Vösendorf (pts038/14.06.2021/17:05) - IKEA ist davon überzeugt, dass die Gleichberechtigung von Mann und Frau Zuhause in den eigenen vier Wänden beginnt: das betrifft genauso die Kinderbetreuung. Denn klar ist, diese sollte gerecht auf beide Elternteile aufgeteilt werden. Genau aus diesem Grund hat IKEA gemeinsam mit der Schwedischen Botschaft die Kampagne "Zuhause mit Papa" ins Leben gerufen, die zur Sensibilisierung der Väterrolle in Österreich beitragen will. Bei der digitalen Podiumsdiskussion vergangenen Freitag wurde deshalb die Frage "Wie viel Papa braucht ein Kind?" gestellt und darüber gesprochen, welche Rolle einem Unternehmen bei der Etablierung eines modernen Familienmodells zukommt.

Gleichstellung ist eine Thematik, die IKEA als Arbeitgeber sehr am Herzen liegt: "Wir möchten einen besseren Alltag für die vielen Menschen schaffen.
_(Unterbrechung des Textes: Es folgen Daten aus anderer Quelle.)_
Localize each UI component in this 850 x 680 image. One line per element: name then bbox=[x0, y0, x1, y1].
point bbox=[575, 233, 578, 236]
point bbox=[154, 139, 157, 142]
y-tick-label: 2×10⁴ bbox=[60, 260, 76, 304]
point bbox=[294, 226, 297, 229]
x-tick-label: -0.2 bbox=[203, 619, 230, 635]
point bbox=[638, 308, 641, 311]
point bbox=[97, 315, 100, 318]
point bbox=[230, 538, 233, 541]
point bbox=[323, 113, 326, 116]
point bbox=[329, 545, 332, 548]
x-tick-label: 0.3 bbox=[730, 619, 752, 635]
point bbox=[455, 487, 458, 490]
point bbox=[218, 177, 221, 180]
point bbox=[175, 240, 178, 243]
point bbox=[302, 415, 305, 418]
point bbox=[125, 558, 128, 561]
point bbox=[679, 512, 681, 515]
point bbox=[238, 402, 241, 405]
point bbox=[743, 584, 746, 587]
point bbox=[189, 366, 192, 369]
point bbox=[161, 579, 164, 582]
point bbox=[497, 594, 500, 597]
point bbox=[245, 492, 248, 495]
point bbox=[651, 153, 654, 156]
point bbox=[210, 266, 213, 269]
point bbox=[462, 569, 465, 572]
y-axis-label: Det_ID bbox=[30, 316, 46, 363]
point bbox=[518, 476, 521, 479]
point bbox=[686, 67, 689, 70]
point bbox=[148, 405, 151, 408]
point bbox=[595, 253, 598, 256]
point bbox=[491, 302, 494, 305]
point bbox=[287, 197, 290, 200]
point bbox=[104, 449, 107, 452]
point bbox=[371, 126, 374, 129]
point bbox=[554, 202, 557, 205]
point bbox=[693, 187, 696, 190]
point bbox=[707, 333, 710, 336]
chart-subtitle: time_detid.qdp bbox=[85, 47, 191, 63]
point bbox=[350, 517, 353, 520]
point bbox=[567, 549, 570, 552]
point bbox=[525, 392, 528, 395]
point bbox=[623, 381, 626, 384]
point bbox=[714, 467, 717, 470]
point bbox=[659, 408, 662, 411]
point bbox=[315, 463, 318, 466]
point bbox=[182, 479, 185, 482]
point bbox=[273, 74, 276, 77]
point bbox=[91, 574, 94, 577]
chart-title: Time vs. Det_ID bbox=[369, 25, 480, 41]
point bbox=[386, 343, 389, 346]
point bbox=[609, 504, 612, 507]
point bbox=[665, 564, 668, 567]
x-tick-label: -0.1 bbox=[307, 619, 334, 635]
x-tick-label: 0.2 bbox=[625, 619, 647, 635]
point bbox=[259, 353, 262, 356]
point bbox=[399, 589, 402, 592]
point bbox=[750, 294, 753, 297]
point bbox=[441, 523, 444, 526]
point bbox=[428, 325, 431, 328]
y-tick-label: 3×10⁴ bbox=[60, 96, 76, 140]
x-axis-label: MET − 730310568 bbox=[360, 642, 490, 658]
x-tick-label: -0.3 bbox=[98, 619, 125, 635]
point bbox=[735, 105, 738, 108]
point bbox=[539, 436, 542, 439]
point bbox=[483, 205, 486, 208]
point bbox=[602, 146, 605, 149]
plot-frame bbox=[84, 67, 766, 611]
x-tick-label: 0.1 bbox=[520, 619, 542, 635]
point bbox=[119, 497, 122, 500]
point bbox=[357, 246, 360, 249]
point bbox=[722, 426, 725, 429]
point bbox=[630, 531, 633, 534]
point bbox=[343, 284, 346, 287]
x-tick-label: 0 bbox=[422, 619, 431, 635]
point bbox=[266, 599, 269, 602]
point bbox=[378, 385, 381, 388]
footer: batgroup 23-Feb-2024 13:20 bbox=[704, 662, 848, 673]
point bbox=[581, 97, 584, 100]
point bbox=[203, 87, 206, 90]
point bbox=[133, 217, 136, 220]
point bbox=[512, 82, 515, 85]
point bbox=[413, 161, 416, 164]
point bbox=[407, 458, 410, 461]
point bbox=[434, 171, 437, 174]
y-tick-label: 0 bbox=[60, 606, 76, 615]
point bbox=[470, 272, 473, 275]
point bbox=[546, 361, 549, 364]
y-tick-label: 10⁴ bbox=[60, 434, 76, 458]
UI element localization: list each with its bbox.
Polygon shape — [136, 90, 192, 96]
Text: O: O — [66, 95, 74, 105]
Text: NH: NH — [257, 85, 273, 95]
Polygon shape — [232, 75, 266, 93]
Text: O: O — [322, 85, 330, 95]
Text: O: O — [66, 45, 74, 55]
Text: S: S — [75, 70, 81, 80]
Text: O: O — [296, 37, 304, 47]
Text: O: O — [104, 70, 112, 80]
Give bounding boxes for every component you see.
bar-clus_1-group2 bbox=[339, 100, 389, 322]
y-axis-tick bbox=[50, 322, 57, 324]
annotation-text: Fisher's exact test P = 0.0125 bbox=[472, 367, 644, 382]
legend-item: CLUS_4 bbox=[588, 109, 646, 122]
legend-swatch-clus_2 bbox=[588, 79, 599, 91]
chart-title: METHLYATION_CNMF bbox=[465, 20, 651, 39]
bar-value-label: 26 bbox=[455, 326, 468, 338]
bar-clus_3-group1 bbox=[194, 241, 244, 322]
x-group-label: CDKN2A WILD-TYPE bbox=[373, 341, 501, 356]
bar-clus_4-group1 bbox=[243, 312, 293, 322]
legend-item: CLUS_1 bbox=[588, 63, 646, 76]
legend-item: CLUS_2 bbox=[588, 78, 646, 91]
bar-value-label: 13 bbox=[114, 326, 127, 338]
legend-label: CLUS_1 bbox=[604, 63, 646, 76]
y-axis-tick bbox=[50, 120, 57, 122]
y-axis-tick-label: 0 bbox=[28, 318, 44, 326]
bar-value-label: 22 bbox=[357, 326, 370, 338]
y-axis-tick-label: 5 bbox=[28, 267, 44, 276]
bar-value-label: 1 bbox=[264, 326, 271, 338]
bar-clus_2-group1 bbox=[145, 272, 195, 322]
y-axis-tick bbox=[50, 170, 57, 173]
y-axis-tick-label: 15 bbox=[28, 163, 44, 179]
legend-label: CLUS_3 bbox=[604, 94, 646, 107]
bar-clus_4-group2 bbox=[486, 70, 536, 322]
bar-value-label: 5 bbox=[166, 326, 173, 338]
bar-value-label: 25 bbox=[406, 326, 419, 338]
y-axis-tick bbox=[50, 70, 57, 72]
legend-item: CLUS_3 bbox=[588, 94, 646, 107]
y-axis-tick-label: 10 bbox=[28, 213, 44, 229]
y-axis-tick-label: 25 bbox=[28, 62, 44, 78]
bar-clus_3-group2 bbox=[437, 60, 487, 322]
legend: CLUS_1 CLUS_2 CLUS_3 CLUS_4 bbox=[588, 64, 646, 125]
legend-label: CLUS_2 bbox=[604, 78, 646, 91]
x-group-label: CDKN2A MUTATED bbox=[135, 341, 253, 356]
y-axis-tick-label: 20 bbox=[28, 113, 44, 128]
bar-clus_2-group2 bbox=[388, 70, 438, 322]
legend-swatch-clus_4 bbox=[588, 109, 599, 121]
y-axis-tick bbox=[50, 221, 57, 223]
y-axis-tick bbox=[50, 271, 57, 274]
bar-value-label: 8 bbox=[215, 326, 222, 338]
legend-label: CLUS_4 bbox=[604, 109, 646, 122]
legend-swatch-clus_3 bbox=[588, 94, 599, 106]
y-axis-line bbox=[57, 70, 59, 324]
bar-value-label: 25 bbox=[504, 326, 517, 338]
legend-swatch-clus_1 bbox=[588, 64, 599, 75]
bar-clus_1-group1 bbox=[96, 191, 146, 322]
Deswegen hat Gleichberechtigung einen zentralen Platz bei IKEA", betont Catherina Fendt, Country Communication Manager IKEA Österreich, beim digitalen Presseevent. Unter der Moderation von Uwe Blümel, PR-Leader IKEA Österreich, diskutierte sie zusammen mit der stellvertretenden schwedischen Botschafterin und Gastgeberin Helena Zimmerdahl, der Psychotherapeutin Alexandra Pölzl sowie mit dem Kampagnenbotschafter, Familienvater und TV-Moderator Florian Danner darüber, wie eine Sensibilisierung der Väterrolle in Haushalt, Kindererziehung und Familienleben in Österreich geschaffen werden kann.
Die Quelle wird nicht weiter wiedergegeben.